2. The high-transmittance low-reflection three-silver low-emissivity glass according to claim 1, wherein the outermost protective layer is a SiC layer.

3. The high-transmittance low-reflection three-silver low-emissivity glass according to claim 2, wherein the thickness of the SiC layer is 5-8 nm.

4. The high-transmittance low-reflection three-silver low-emissivity glass according to claim 1, wherein the thickness of the first dielectric layer is 20-30 nm, and the thickness of the fourth dielectric layer is 20-45 nm.

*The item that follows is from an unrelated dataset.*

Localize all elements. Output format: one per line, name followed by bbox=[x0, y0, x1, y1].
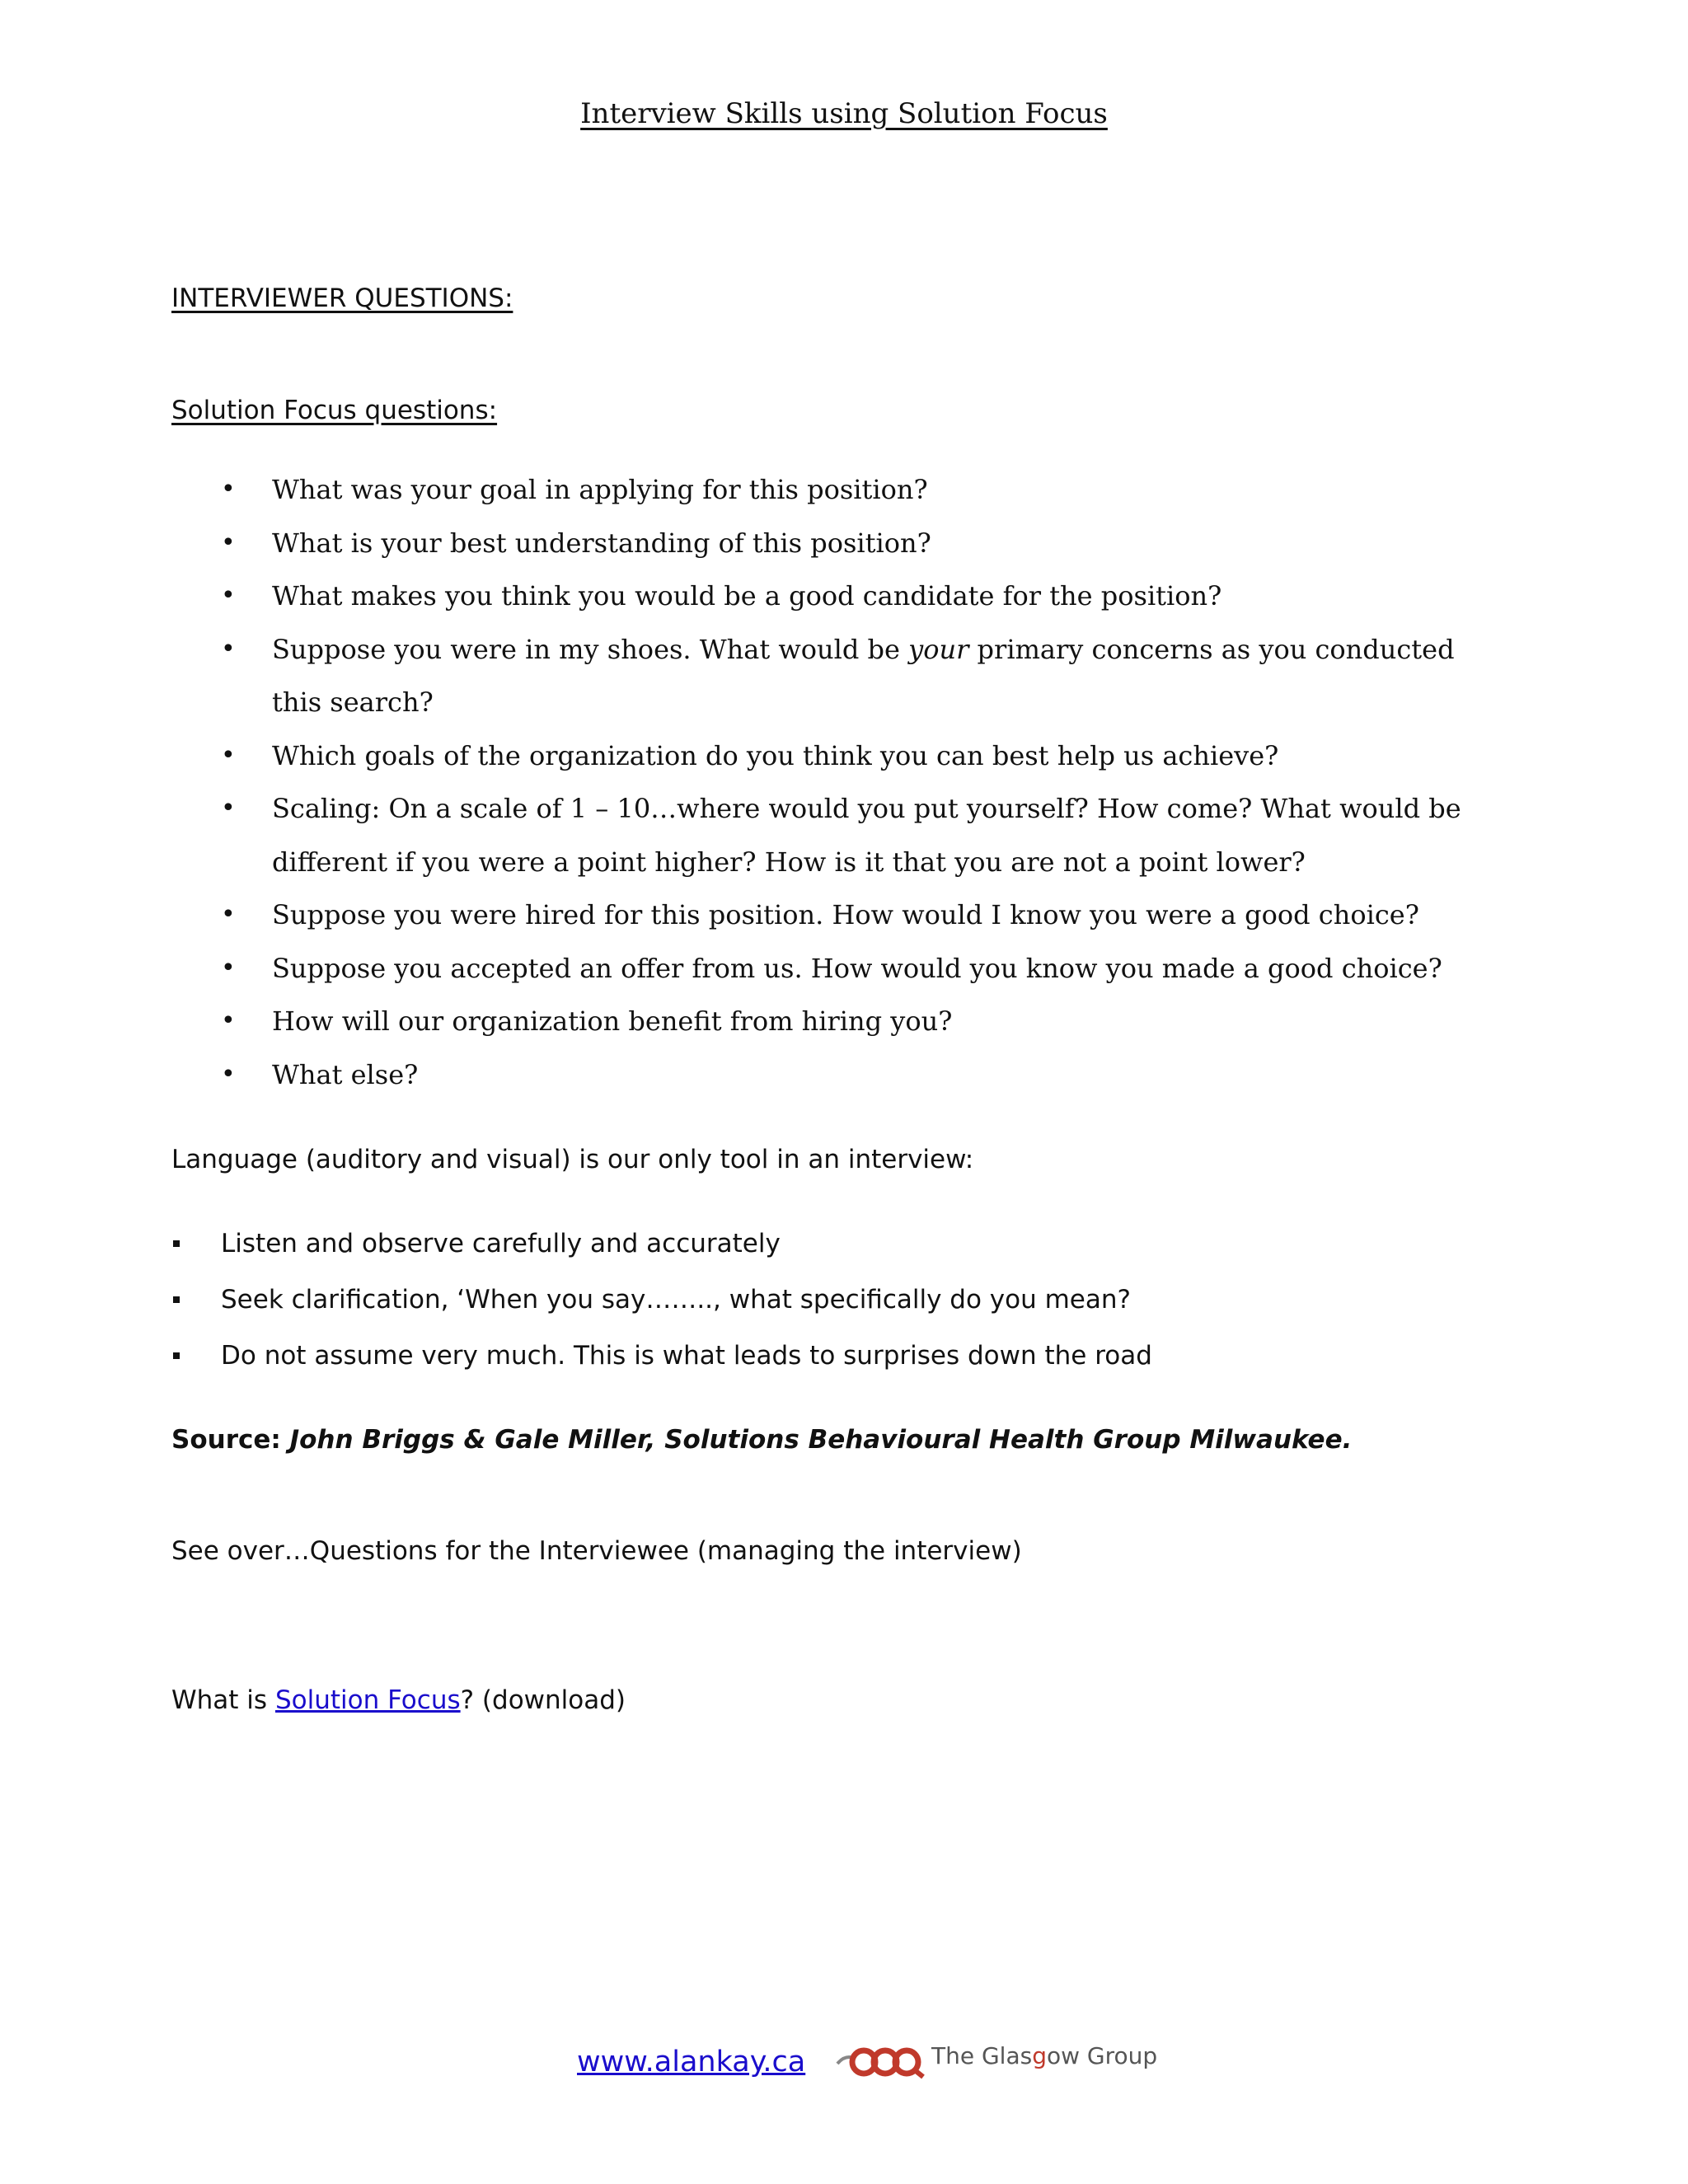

5. The high-transmittance low-reflection three-silver low-emissivity glass according to claim 1, wherein the thickness of the second dielectric layer is 57-67 nm, and the thickness of the third dielectric layer is 65-75 nm.

6. The high-transmittance low-reflection three-silver low-emissivity glass according to claim 1, wherein the thickness of the first functional layer is 5-9 nm, the thickness of the second functional layer is 8-13 nm, and the thickness of the third functional layer is 10-15 nm.

7. The high-transmittance low-reflectivity steel-type three-silver low-emissivity glass according to claim 1, wherein the thicknesses of the first AZO layer, the second AZO layer, the third AZO layer, the fourth AZO layer, the fifth AZO layer and the sixth AZO layer are all 1-5 nm.

8. The high-transmittance low-reflectivity three-silver low-emissivity glass according to claim 1, wherein the refractive index of each of the first dielectric layer and the fourth dielectric layer is in a range of 1.74-1.98.

9. The high-transmittance low-reflectivity steel-type tri-silver low-emissivity glass according to claim 1, wherein the refractive index of the second dielectric layer and the refractive index of the third dielectric layer are both in the range of 1.9-2.